Abd ul-Rahman Lomax wrote:
There is somewhere a recommendation that Talk be refactored. Right now, what I see, everywhere I've looked, is that Talk pages are simply archived. And then the same debates occur over and over, with new participants who have not read the old debate, so more time is wasted explaining everything over and over. It is *incredibly* inefficient, and inefficiency is not fatal when new editors keep pouring in. But it burns editors out, in the end, and that stream of new users will dry up. I've called it a pyramid scheme. It works as long as new blood keeps appearing.
Refactoring talk pages is an old notion that was already there when I became involved in early 2002. I tried it then on a couple of occasions, and found it to be an incredibly difficult task. Not everybody can do it. It is even more difficult than good copyediting in article space. It could also lead to complaints from purveyors of nonsense that their nonsense is being censored.

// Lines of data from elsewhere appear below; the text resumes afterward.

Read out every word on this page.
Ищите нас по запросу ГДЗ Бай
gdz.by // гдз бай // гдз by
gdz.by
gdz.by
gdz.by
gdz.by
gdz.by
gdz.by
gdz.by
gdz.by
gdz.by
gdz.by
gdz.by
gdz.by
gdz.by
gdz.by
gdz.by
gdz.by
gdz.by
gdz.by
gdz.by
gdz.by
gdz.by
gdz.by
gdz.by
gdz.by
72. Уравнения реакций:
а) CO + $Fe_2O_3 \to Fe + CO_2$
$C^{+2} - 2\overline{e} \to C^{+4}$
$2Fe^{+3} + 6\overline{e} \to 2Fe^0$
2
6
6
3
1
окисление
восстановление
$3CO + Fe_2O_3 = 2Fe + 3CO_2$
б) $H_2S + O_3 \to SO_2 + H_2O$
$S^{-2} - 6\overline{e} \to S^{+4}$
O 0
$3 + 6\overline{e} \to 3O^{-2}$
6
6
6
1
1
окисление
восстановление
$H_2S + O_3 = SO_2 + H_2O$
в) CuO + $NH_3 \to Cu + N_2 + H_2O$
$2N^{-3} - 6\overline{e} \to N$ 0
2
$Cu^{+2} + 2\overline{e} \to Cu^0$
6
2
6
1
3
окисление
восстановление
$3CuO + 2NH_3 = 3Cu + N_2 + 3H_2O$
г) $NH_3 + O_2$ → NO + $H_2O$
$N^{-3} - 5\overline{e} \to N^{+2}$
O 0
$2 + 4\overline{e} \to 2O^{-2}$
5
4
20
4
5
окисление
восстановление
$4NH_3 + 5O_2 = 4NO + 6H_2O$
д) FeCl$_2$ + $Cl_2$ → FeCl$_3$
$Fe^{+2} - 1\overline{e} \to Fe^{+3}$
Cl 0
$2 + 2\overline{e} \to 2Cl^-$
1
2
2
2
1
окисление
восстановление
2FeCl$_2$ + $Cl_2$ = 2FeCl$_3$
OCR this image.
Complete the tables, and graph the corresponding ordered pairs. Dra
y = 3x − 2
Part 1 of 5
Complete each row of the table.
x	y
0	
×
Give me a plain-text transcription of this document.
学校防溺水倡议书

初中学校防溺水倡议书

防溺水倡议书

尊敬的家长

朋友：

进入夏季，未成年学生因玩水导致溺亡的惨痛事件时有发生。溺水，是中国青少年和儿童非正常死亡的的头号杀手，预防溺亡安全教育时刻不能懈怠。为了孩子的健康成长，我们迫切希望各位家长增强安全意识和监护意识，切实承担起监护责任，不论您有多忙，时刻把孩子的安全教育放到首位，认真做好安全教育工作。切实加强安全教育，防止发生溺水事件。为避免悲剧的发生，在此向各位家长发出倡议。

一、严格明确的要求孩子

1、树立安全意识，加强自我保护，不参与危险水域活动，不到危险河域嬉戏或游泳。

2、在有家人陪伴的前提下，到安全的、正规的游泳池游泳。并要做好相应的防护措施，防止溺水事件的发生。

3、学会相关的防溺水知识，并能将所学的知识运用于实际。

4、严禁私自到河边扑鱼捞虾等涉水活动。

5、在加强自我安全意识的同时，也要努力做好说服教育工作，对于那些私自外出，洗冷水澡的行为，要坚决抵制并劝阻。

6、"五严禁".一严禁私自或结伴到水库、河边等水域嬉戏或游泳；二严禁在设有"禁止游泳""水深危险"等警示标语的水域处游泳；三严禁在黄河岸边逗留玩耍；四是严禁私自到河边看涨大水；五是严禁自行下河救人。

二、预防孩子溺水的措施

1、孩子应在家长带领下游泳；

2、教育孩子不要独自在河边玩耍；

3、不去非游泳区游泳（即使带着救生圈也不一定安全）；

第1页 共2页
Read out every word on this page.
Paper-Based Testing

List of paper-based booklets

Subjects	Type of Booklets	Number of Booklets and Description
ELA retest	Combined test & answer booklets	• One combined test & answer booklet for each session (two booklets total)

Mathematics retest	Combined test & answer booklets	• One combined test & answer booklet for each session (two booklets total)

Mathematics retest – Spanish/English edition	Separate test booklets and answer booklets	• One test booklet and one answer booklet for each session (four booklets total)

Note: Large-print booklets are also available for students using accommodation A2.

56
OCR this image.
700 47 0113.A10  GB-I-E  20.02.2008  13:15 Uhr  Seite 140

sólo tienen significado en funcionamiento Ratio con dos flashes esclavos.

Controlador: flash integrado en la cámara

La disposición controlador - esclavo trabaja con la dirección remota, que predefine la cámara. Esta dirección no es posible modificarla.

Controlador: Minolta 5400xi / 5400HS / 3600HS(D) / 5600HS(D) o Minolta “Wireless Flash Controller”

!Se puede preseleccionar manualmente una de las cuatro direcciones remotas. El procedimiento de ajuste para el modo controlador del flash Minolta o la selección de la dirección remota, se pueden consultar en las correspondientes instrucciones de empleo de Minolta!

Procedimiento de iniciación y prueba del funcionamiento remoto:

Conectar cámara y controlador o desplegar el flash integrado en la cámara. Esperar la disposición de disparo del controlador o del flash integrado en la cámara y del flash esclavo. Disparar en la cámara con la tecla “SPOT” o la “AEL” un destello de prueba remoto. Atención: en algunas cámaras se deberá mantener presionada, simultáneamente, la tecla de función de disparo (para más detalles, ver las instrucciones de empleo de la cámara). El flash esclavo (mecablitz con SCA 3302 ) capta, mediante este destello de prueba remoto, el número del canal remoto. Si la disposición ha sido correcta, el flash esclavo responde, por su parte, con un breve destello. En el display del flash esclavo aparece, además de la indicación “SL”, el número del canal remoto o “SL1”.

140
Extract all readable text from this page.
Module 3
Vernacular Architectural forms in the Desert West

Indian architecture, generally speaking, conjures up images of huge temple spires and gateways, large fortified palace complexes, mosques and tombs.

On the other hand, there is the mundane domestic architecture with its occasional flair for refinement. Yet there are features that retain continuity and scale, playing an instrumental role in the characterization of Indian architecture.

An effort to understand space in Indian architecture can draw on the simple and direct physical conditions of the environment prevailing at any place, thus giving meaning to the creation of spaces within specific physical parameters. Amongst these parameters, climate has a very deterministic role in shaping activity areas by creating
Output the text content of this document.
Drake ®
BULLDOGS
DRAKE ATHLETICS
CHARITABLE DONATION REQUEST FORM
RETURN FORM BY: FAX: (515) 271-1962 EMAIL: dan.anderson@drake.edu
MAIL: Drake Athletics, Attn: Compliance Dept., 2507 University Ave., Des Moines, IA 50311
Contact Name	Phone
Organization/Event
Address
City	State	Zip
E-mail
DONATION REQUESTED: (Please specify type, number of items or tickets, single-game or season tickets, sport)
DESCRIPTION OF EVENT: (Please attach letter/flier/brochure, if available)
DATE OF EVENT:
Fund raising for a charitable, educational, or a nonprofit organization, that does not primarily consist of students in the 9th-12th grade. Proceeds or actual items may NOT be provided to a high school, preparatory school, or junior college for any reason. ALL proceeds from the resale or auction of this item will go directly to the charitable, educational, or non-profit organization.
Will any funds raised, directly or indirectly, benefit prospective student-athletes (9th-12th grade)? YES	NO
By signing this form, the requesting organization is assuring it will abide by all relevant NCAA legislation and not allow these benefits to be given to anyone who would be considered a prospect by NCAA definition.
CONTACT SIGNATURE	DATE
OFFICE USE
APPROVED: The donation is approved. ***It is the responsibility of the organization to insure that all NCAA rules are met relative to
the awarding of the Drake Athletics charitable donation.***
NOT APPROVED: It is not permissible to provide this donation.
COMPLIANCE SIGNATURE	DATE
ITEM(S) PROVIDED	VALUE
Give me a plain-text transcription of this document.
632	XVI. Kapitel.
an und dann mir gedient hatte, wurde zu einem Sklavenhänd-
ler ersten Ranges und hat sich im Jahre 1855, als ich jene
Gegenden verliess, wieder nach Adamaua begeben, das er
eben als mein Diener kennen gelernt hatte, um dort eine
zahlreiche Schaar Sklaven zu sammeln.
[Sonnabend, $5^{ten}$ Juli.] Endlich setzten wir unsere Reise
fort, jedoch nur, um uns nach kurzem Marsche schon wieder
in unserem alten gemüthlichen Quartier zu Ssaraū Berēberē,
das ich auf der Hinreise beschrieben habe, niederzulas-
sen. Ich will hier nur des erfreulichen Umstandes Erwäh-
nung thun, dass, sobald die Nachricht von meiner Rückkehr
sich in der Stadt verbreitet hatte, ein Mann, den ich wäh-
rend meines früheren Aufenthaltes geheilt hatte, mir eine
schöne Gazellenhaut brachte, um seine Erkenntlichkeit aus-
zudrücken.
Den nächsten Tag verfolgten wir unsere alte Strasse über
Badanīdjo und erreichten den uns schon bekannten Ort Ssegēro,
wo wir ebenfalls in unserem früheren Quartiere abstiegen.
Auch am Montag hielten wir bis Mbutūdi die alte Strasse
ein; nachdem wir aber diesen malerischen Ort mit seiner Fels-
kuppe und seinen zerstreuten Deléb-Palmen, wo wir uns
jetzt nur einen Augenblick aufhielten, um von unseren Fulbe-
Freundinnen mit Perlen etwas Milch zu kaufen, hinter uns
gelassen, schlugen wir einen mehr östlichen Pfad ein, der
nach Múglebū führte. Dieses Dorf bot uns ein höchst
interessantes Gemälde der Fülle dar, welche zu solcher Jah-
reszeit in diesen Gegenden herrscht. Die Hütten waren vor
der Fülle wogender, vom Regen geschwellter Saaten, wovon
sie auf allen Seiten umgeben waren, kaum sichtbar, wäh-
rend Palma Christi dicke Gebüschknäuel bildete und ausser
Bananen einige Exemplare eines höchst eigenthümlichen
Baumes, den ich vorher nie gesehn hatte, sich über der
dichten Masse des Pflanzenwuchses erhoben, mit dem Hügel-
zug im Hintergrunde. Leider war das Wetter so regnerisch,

Archiving doesn't help, especially when those archive pages are accompanied by a warning that they are not to have further comments added. Some of the shorter threads on a talk page might do well to be revived, especially when they deal with an easily refuted but popular misconception. If a topic is subject to constant dispute the talk page and its related archives become an unmanageable multitude that would deter anyone from looking to them for answers. An improvement might be to archive by topic or question instead of by date as is currently done, but that would involve more work than simply using cut and past for everything added before a given date.
New editors that raise questions are more plentiful than new editors that answer them. The answering editors can soon develop a siege mentality when they need to keep answering what they perceive to be the same questions. The result may very well be an inability to recognize changes in the question.